Gordon Strachan can understand why Gareth Southgate took his England squad to an army boot camp at the start of the week.
But the Scotland manager didn’t need the commando and camouflage treatment to get his own team in the zone for today’s Hampden Park encounter.
Strachan believes the home side have had the perfect build-up for this crucial end of season World Cup qualifier against the Auld Enemy.
And the Scottish players have filled him with confidence that they can upset the odds against their multi-millionaire rivals.
“All managers sense what their players and the group needs at a time,” Strachan said of England’s stint with the Royal Marines.
“We had to do a wee bit more because a lot of our lads hadn’t played. We had to do more basic stuff.

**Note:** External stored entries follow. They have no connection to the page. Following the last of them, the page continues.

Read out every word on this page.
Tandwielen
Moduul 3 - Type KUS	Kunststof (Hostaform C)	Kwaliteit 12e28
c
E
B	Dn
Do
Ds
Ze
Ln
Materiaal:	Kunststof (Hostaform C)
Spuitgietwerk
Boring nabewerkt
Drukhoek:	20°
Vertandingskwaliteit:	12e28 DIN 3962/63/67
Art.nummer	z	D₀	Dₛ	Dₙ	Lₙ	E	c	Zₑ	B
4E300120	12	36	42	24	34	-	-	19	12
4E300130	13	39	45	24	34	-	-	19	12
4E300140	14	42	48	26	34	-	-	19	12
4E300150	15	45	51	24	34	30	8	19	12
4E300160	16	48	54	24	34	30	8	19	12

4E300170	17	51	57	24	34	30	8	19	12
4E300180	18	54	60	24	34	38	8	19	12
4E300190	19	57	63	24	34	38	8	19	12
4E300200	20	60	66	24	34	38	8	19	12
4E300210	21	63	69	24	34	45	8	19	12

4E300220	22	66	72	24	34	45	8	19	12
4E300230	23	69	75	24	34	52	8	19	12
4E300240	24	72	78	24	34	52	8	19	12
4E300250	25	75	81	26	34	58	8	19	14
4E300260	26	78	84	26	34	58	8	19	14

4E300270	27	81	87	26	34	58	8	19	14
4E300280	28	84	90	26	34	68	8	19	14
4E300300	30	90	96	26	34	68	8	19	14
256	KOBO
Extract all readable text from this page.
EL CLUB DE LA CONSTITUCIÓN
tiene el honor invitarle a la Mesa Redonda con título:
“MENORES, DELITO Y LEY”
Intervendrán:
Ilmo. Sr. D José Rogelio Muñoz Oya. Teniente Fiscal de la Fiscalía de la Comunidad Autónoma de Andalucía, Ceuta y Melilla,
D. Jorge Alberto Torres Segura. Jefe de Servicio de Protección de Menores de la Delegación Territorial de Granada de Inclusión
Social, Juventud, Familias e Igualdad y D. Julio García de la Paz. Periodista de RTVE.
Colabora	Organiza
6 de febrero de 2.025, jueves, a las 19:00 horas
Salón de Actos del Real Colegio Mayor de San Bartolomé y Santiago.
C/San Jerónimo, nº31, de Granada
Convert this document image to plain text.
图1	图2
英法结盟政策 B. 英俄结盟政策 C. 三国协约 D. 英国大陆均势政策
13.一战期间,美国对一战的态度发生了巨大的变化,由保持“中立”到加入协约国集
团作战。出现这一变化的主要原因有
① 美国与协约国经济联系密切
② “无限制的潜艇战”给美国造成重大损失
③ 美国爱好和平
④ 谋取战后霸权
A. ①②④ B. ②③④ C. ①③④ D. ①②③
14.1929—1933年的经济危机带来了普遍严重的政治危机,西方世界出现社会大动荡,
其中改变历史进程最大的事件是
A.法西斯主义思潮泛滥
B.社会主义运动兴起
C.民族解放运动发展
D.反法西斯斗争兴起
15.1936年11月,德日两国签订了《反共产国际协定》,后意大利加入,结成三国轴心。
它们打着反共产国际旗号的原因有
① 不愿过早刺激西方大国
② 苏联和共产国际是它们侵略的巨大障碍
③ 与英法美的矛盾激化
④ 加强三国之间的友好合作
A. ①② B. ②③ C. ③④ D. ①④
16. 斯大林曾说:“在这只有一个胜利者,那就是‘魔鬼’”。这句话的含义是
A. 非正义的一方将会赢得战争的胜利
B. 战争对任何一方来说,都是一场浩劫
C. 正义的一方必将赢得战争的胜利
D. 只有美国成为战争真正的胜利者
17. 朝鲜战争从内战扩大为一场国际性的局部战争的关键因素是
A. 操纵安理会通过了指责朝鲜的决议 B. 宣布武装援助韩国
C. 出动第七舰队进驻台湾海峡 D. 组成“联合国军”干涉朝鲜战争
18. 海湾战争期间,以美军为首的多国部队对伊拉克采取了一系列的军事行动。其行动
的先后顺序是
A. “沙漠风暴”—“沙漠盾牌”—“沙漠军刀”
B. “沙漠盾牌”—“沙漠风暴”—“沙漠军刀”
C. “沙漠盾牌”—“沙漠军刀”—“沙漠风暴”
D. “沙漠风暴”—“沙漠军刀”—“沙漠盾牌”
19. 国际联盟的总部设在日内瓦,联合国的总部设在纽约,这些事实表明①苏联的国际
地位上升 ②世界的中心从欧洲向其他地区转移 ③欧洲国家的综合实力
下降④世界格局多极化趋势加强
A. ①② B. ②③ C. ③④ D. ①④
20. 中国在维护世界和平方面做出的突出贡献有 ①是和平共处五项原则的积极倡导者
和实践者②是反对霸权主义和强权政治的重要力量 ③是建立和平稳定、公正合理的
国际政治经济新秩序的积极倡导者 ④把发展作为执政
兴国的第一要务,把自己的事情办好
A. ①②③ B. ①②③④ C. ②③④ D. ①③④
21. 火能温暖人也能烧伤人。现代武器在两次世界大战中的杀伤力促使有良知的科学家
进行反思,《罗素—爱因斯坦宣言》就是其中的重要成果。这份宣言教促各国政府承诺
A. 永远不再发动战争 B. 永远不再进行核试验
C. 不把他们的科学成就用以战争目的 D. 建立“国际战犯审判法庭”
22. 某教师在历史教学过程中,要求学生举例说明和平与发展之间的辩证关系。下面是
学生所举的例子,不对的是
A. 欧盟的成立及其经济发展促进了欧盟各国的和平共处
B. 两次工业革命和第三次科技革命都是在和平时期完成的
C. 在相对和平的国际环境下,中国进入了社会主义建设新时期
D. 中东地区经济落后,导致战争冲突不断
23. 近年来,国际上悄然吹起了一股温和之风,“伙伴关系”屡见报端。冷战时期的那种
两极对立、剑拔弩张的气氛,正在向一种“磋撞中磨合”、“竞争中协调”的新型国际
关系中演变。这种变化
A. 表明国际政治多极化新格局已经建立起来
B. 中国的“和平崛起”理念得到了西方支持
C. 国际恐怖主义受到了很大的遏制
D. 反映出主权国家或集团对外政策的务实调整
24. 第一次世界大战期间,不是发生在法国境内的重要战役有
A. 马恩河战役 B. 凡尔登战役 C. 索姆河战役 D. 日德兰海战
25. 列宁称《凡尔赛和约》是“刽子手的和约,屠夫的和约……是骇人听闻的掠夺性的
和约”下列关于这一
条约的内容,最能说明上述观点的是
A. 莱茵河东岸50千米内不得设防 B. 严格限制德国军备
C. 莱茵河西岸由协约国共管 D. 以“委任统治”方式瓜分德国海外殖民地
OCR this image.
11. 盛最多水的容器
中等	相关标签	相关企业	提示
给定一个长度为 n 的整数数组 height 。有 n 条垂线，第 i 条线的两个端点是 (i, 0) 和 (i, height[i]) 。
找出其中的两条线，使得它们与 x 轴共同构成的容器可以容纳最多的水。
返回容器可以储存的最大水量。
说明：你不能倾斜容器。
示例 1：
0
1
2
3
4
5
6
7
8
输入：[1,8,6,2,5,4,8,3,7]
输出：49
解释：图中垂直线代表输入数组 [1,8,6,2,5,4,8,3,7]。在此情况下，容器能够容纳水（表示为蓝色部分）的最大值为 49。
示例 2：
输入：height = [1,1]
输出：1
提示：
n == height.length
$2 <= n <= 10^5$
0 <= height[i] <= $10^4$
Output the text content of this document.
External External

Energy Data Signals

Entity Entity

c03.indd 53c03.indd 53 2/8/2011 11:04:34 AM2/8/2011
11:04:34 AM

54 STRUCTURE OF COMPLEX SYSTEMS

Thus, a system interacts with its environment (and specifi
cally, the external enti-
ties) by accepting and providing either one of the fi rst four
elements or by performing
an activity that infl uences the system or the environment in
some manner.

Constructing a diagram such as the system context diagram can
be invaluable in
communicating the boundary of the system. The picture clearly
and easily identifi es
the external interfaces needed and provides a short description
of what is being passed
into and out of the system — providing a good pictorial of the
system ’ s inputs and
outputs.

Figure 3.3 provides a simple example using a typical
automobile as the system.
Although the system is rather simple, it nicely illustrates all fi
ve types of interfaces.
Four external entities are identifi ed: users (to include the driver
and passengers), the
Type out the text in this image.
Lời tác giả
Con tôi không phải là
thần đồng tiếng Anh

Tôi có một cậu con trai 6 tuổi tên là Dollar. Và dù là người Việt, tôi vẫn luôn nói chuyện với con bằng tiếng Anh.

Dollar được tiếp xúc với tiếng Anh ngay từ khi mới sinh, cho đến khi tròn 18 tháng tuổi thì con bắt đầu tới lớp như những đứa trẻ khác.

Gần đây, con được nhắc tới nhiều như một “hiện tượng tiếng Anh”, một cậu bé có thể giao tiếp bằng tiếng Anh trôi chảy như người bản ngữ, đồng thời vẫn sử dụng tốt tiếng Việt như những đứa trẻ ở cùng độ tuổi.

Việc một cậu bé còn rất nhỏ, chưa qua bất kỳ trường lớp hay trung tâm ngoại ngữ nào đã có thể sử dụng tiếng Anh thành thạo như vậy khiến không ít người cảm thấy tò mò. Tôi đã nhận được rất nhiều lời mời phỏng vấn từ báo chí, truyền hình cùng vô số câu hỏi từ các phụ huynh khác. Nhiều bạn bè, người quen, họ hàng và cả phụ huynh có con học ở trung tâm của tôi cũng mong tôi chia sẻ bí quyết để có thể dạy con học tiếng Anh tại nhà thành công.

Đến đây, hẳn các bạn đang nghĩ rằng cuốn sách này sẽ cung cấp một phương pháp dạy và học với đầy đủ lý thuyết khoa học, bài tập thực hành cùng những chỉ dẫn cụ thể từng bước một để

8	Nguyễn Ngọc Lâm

“Gareth had a look and decided he needed active rest. Have a rest and a bit of a laugh and a joke and trying something else. He decided to take them off the football field when we needed to get them back on it. I understand that totally.
“The best bond is when you are on the field and in the dressing-room. That’s it.
“I’ve seen it all before – the go-kart days, nights out, golf days. All that happens is they get drunk and start fighting with each other. And this table is better than that table when they are drinking. That doesn’t work.
“It’s about winning games of football and enjoying that 20 minutes after a game when you celebrate as a group. That’s what makes you into a team.
“That’s what’s happened with Celtic. When you see the six Celtic boys together their team spirit is fantastic.
“You could have 20 nights out and it wouldn’t have brought the feeling of that Slovenia winner (in Scotland’s last Group F match).”
Strachan added: “If you’re talking about team spirit, I’ll take you back to training on Monday. I’d set out for eight players to do extra running, and the whole group said they would do it as well.
“That’s team spirit, that’s looking after everybody and pushing each other on. That’s what you call good team spirit.
“When everybody wants to do the running when they could easily have walked away – much to the concern of the fitness coach I might add – that’s the wee things that show team spirit. You have to be there to see it.”
They may struggle when it comes to championship finals but England are as polished a qualifying team as you could find. Beating the Scots 3-0 at Wembley without hitting top gear was proof of that.
A draw against them would keep Strachan’s side in the hunt for second place in the group but holding on for dear life will not be the game plan.
He said: “We are looking at ways to stop them scoring but we won’t be sitting back in numbers and hoping to do it.
“We have to make sure they don’t get to make passes, fire in crosses and if they do then we have to find numbers to fill in areas.
“I don’t think it’s a free hit. I really don’t think it’s like that. I genuinely believe we can win the game. I really do, and I’d be really disappointed if we didn’t get anything from the game.
“I take stuff from the last England match, where we would all agree that there was nothing happening and we were comfortable and doing a lot of things we had worked on.
“We get a couple of chances, we don’t take them, we could have been in the lead.
“That’s how close we were, so I take that. Then I take the training, and the enthusiasm of the training, and what the guys who have had a good season are bringing to the group.
“All that adds up to feeling good. In saying that, I’ve always gone into any game with the knowledge that we can win, or we can lose. We just need to deal with that.
“There’s a good chance to just get that victory or a draw, but we’re going for the victory because when you watch us train. That’s the way we’re going.”
The balance of heart and head is always there for a professional footballer but it gets magnified in a contest which is a local rivalry played out in front of a passionate home crowd. Strachan is confident his players will get that balance right.
“We’re not fighting in the streets anymore,” he said. “It’s not Culloden and all the rest of it.
“It was good fun in those days because we never saw big games, and that game was huge. There were four or five games on the telly a year and this was one of them.
“It’s sort of dissipated into the background with the Champions League and all that, those games have more build-up now than this one I think.
“I’ve seen people play to the crowd and flying into tackles, but not now.”